Taffet told the Dallas Morning News he is waiting for officials to determine a cause of death. The Dallas Police Department and child protective services are investigating the death of Brandon.

The infant’s mother told local news that her son’s babysitter, who is also his godmother and a family friend, first called 911 when he fell off a daybed and was barely breathing.

But the call, which should have been answered by dispatchers in Dallas within seconds, just rang and rang and rang.
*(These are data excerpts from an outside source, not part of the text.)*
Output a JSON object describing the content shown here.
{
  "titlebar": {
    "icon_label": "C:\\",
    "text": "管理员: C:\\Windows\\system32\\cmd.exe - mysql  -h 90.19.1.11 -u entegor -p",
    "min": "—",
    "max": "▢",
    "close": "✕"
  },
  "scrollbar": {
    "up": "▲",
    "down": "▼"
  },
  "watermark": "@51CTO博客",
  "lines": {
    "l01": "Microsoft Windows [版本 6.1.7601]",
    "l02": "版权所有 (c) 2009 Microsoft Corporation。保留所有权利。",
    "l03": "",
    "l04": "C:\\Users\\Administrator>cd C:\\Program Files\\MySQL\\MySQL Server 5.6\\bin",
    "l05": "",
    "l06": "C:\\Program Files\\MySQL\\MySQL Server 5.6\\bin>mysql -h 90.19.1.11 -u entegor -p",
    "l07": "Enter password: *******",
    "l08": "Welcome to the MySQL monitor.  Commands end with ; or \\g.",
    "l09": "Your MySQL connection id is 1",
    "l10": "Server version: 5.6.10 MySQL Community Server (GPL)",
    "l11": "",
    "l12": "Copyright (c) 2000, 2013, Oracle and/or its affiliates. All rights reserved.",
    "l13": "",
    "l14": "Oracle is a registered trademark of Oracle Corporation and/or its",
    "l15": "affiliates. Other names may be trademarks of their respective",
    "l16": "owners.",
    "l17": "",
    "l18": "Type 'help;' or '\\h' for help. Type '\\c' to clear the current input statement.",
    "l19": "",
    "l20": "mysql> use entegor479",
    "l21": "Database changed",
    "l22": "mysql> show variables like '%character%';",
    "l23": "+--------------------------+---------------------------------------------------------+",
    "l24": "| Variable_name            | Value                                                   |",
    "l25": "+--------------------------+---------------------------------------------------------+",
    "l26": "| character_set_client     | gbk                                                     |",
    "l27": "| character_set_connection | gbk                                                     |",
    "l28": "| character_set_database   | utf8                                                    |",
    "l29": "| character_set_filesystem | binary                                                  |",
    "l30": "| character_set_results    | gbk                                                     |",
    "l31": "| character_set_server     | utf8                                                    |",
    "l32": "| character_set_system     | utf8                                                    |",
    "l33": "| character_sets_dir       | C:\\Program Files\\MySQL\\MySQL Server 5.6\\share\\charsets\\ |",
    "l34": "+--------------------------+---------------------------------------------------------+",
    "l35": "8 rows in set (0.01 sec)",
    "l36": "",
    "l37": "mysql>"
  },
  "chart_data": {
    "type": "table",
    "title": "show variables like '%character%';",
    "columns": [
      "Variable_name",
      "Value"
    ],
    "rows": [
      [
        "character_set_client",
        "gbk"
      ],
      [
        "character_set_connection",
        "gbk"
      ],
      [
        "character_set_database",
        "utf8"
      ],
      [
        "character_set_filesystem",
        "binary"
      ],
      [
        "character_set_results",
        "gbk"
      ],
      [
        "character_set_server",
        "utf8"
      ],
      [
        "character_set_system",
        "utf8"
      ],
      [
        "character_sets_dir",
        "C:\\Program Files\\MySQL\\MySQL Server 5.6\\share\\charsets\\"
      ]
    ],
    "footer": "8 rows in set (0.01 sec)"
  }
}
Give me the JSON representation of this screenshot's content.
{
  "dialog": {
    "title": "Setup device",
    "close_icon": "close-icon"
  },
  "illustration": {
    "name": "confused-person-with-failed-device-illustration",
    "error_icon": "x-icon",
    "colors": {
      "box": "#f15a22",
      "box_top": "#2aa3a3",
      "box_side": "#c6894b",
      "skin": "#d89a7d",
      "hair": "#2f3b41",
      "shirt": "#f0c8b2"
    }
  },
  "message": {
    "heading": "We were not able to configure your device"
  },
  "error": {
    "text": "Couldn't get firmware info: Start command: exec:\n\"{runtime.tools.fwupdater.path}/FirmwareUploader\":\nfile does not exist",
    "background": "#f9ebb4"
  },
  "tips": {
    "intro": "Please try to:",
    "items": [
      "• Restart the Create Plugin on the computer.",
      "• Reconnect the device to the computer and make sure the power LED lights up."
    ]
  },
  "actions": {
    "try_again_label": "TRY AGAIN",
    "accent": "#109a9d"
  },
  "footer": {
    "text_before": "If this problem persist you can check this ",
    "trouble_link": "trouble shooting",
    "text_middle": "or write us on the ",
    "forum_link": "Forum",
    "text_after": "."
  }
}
When nobody answered, she hung up and called back, but was put on hold for nine minutes, Alex told the Dallas Morning News. So she hung up and called back again, but this time reportedly waited on hold for 30 minutes.

She performed intermittent CPR on the boy, Alex said, but couldn’t take him to the hospital because she had no car.

Eventually the sitter called Alex, who was at a funeral for her nephew across town. She rushed home and drove Brandon to the hospital, but it was too late.

At 7:48 p.m., the baby was pronounced dead.

“I want them to take responsibility of my son’s death. That’s what I want them to do,” Alex told the Morning News. “Because at the end of the day, my son was still breathing, but had y’all come out like y’all were supposed to, my son would still be here in my arms. But because you didn’t, my son is gone and I have to bury him on Monday.”